I have admired the Schraderhaus kennel for years. I used to live right up the hill from them and have friends out that way. They are definitely gorgeous dogs  I stopped and talked to Jean one day and was very impressed with her knowledge and patience. Still pass by there often in my travels as I live nearby. Always looking to see if there are pups out to gaze at


----------



## VonKromeHaus (Jun 17, 2009)

BlkGSD makes a good point. There is a breeder I listed that I would not purchase a puppy from. But she does tend to produce the kind of dogs you are looking for. 

I really like Jean and her dogs. I know a few dogs from her and I love them! I acutally know a helga daughter BUT wouldn't recommend her offspring for anyone less than VERY VERY active! The one I know is a great dog and does settle very quickly in the house and even lives with cats! 

I will be at DVG regionals along with my dog and a few others that have some dogs from other breeders in WA. 

VomHausVianden is in ID but she is a personal friend of mine! I love her dogs and she is an awesome breeder!


----------



## JakodaCD OA (May 14, 2000)

Now I know you havent met Masi (Helga daughter)..but sounds alot like her. Masi's best buds are her kitties, and yep she is VERY VERY active but loads of fun


----------



## VonKromeHaus (Jun 17, 2009)

I am finding it is a trend with Helga progeny! lol SHe really produces some nice dogs! I would really like a puppy out of her latest breeding!!


----------



## GSD07 (Feb 23, 2007)

I have personal experience with a few dogs from two kennels from VonKromeHaus's list. I've seen stellar dogs from both kennels, and not so much and sometimes outright nervy from the very same kennels. My point is, pick the dogs, not the breeders. If I were you I would visit all the kennels listed in this thread.


----------



## VonKromeHaus (Jun 17, 2009)

Very sound advice Oksana. I also recommending visiting all the kennels listed!


----------



## megs (Mar 11, 2012)

Thanks for everyones advice.....When my husband gets back from the field we're going to sit down and narrow down to the kennels that we're wanting to seriously look at...Definitely going to go see the kennels in person if possible.


----------



## Shaina (Apr 2, 2011)

GSD07 said:


> I have personal experience with a few dogs from two kennels from VonKromeHaus's list. I've seen stellar dogs from both kennels, and not so much and sometimes outright nervy from the very same kennels. My point is, pick the dogs, not the breeders. If I were you I would visit all the kennels listed in this thread.


This definitely. I almost bought a dog out of a Schraderhaus breeding but the stars just weren't aligned correctly for that one. 

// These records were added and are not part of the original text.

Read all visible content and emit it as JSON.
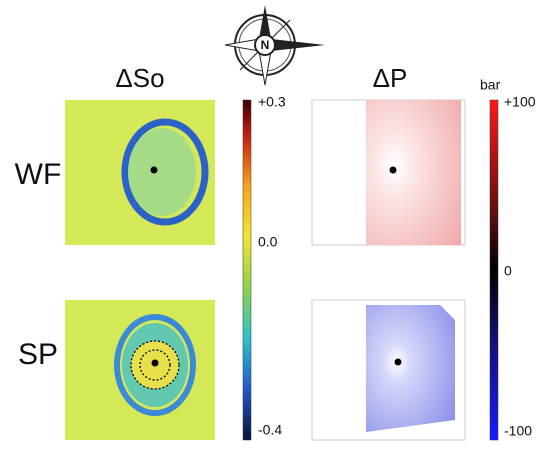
{
  "columns": [
    "ΔSo",
    "ΔP"
  ],
  "rows": [
    "WF",
    "SP"
  ],
  "colorbars": [
    {
      "ticks": [
        "+0.3",
        "0.0",
        "-0.4"
      ]
    },
    {
      "unit": "bar",
      "ticks": [
        "+100",
        "0",
        "-100"
      ]
    }
  ],
  "compass": "N"
}
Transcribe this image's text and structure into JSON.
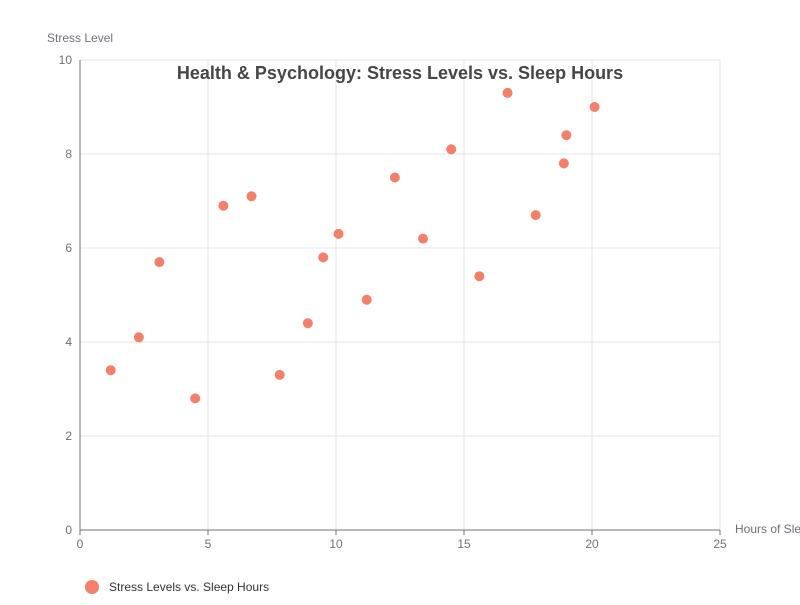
{
  "chart_data": {
    "type": "scatter",
    "title": "Health & Psychology: Stress Levels vs. Sleep Hours",
    "xlabel": "Hours of Sleep",
    "ylabel": "Stress Level",
    "xlim": [
      0,
      25
    ],
    "ylim": [
      0,
      10
    ],
    "xticks": [
      0,
      5,
      10,
      15,
      20,
      25
    ],
    "yticks": [
      0,
      2,
      4,
      6,
      8,
      10
    ],
    "grid": true,
    "legend_position": "bottom-left",
    "series": [
      {
        "name": "Stress Levels vs. Sleep Hours",
        "color": "#f47f6b",
        "points": [
          {
            "x": 1.2,
            "y": 3.4
          },
          {
            "x": 2.3,
            "y": 4.1
          },
          {
            "x": 3.1,
            "y": 5.7
          },
          {
            "x": 4.5,
            "y": 2.8
          },
          {
            "x": 5.6,
            "y": 6.9
          },
          {
            "x": 6.7,
            "y": 7.1
          },
          {
            "x": 7.8,
            "y": 3.3
          },
          {
            "x": 8.9,
            "y": 4.4
          },
          {
            "x": 9.5,
            "y": 5.8
          },
          {
            "x": 10.1,
            "y": 6.3
          },
          {
            "x": 11.2,
            "y": 4.9
          },
          {
            "x": 12.3,
            "y": 7.5
          },
          {
            "x": 13.4,
            "y": 6.2
          },
          {
            "x": 14.5,
            "y": 8.1
          },
          {
            "x": 15.6,
            "y": 5.4
          },
          {
            "x": 16.7,
            "y": 9.3
          },
          {
            "x": 17.8,
            "y": 6.7
          },
          {
            "x": 18.9,
            "y": 7.8
          },
          {
            "x": 19.0,
            "y": 8.4
          },
          {
            "x": 20.1,
            "y": 9.0
          }
        ]
      }
    ]
  }
}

When a breeder breeds for something ie 100% DDR or Czech or what have you, you've gotta look at the dogs carefully. Do as much research as you can on the individual dogs, some will fit your lifestyle, and some definitely won't!


----------



## meldleistikow (Oct 24, 2011)

German Shepherd Breeder | Police Dogs | Schutzhund | Washington USA | BC Canada

I had a dog from Von Grunheide. He was awesome. Could hike all day with me and would be calm in the house. Great with kids too. Suzanne Eviston is the kennel owner and she is great. Always willing to answer questions and very open to visits. I visited 3 times before picking up my pup. Her prices are right where you want them too. She is just north of Seattle in Snohomish.


----------



## Tankin (Feb 7, 2012)

I second this, my wife and I just picked up our dog a little over a month ago from Suzanne. He is from her R litter and is absolutely fantastic, he's currently 6 months old and learns extremely fast. 

His temperament is awesome, his focus is turned on in an instant, but will calm down just as fast. He loves his people (small children included) and has no dog aggression, in fact, the majority of the time he ignores the other dog and says hello to the owner.

We were looking for pretty much the same thing you are, and we found it, Suzanne did a great job of matching us up with the correct dog and was very easy to get a hold of. If we ever decide to get another dog, we know where we're going.



meldleistikow said:


> German Shepherd Breeder | Police Dogs | Schutzhund | Washington USA | BC Canada
> 
> I had a dog from Von Grunheide. He was awesome. Could hike all day with me and would be calm in the house. Great with kids too. Suzanne Eviston is the kennel owner and she is great. Always willing to answer questions and very open to visits. I visited 3 times before picking up my pup. Her prices are right where you want them too. She is just north of Seattle in Snohomish.


----------